Analisis Puisi:
Puisi "Menghitung Usia" karya Gunoto Saparie adalah sebuah karya yang menggugah tentang refleksi diri, perjalanan hidup, dan makna waktu yang terus berjalan. Dalam puisi ini, penyair menggambarkan dengan sangat jujur dan sederhana perasaan tentang usia yang terus bertambah, namun disertai dengan keresahan dan ketidakpastian. Puisi ini mengajak pembaca untuk merenung tentang kehidupan yang sering kali terasa misterius dan penuh teka-teki, terutama dalam kaitannya dengan waktu dan perjalanan hidup itu sendiri.
"Pada ulang tahunku / Kuhitung usia / Kulihat di kaca / Kerut merut di keningku"
Pada bagian pertama puisi ini, penyair memulai dengan sebuah perayaan ulang tahun yang tidak seperti biasanya. Alih-alih merayakan dengan sukacita, penyair justru merenung dan melihat dirinya dalam cermin, melihat perubahan fisik yang terjadi seiring berjalannya waktu. "Kerut merut di keningku" menjadi simbol dari tanda-tanda penuaan yang tidak bisa dihindari. Kerutan yang muncul di wajah bisa diartikan sebagai pengingat bahwa waktu terus berlalu dan bahwa setiap detik yang berlalu membawa perubahan, baik fisik maupun psikologis.
Menghitung usia di sini bukan hanya sekadar menghitung angka, tetapi juga merupakan proses introspeksi diri, merenung tentang perjalanan hidup yang telah dilalui dan yang masih akan dijalani. Cermin menjadi simbol yang menunjukkan kenyataan yang tidak bisa dipungkiri, yakni bahwa usia terus bertambah dan kehidupan terus berjalan.
"Tak ada lilin nyala / Tak ada roti pula / Seberkas rencana sia-sia / Kutulis namaku di nisan purba"
Bagian ini menggambarkan suasana ulang tahun yang sepi dan hampa. "Tak ada lilin nyala / Tak ada roti pula" menunjukkan bahwa meskipun ini adalah hari yang seharusnya dirayakan, tidak ada perayaan yang biasa kita temui pada ulang tahun. Tidak ada lilin yang menyala sebagai simbol harapan atau roti yang biasa dibagikan dalam kebahagiaan.

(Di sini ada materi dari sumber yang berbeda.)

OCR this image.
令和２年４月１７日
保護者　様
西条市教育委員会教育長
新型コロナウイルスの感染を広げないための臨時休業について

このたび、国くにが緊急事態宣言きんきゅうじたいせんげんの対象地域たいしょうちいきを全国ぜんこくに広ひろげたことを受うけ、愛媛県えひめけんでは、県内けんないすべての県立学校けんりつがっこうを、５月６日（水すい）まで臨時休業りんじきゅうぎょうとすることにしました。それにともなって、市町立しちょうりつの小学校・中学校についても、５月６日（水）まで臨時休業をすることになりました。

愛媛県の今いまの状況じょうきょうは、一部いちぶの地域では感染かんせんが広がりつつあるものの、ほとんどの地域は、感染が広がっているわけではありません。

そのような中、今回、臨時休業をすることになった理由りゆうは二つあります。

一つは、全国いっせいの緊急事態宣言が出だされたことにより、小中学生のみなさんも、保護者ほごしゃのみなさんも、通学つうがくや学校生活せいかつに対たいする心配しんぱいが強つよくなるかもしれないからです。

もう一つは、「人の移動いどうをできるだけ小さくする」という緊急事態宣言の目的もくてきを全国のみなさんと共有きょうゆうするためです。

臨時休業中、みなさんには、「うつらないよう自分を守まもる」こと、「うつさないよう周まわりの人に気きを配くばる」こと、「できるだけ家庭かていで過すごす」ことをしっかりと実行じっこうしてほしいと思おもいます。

Namun, bagian ini juga lebih jauh menggambarkan sebuah rasa kesia-siaan dan kekosongan. "Seberkas rencana sia-sia" menyiratkan bahwa meskipun ada banyak rencana dan harapan dalam hidup, kadang-kadang hal-hal tersebut tidak terwujud seperti yang diinginkan. Penyair menulis namanya di "nisan purba", sebuah simbol yang kuat yang menunjukkan rasa pasrah atau bahkan kesadaran akan kefanaan hidup. Nisan purba adalah simbol kematian, dan menulis namanya di sana menunjukkan kesadaran penyair akan kenyataan bahwa hidup ini terbatas, dan pada akhirnya, semua yang kita lakukan akan menjadi kenangan atau bahkan dilupakan.
"Pada ulang tahunku / Pada malam yang merayap / Umur manusia misteri gelap / Letih aku mencoba memahamimu"

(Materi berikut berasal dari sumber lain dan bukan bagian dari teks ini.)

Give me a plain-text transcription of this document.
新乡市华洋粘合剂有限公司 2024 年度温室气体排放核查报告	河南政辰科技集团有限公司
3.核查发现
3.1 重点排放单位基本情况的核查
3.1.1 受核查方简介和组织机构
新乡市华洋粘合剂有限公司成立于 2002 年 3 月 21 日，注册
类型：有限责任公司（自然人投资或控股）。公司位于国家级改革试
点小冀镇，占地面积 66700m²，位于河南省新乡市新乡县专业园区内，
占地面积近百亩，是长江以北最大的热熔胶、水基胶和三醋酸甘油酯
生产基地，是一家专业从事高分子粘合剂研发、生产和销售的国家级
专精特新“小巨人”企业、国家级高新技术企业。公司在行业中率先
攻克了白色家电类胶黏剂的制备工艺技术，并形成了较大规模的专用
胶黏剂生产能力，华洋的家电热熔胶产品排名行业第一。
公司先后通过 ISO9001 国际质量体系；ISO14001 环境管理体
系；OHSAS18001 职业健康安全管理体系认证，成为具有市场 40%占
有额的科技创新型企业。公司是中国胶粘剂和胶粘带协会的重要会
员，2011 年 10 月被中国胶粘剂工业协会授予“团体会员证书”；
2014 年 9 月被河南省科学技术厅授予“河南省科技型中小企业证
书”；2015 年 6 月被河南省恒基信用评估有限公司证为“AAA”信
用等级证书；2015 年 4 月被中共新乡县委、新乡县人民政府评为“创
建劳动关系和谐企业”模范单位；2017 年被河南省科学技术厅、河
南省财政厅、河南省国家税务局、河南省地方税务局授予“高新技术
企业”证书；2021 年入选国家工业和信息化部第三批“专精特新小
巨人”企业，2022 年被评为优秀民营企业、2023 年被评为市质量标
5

Bagian ini melanjutkan rasa introspeksi dengan menggambarkan malam yang "merayap", yang memberi kesan suasana yang lambat dan penuh ketidakpastian. "Malam yang merayap" bisa diartikan sebagai gambaran waktu yang berjalan perlahan, penuh misteri, dan sulit dipahami. Malam di sini bisa pula melambangkan masa tua atau masa-masa sulit dalam hidup, di mana banyak hal menjadi lebih kabur dan tidak jelas.
"Umur manusia misteri gelap" mengingatkan kita bahwa hidup ini penuh dengan ketidakpastian dan pertanyaan yang tidak selalu memiliki jawaban yang memadai. Meskipun kita terus berusaha memahami hidup, "letih aku mencoba memahamimu" menunjukkan bahwa upaya untuk memahami hidup ini sering kali terasa melelahkan dan penuh keputusasaan. Penyair menyadari bahwa hidup adalah sebuah misteri yang tidak selalu bisa dipecahkan atau dipahami sepenuhnya.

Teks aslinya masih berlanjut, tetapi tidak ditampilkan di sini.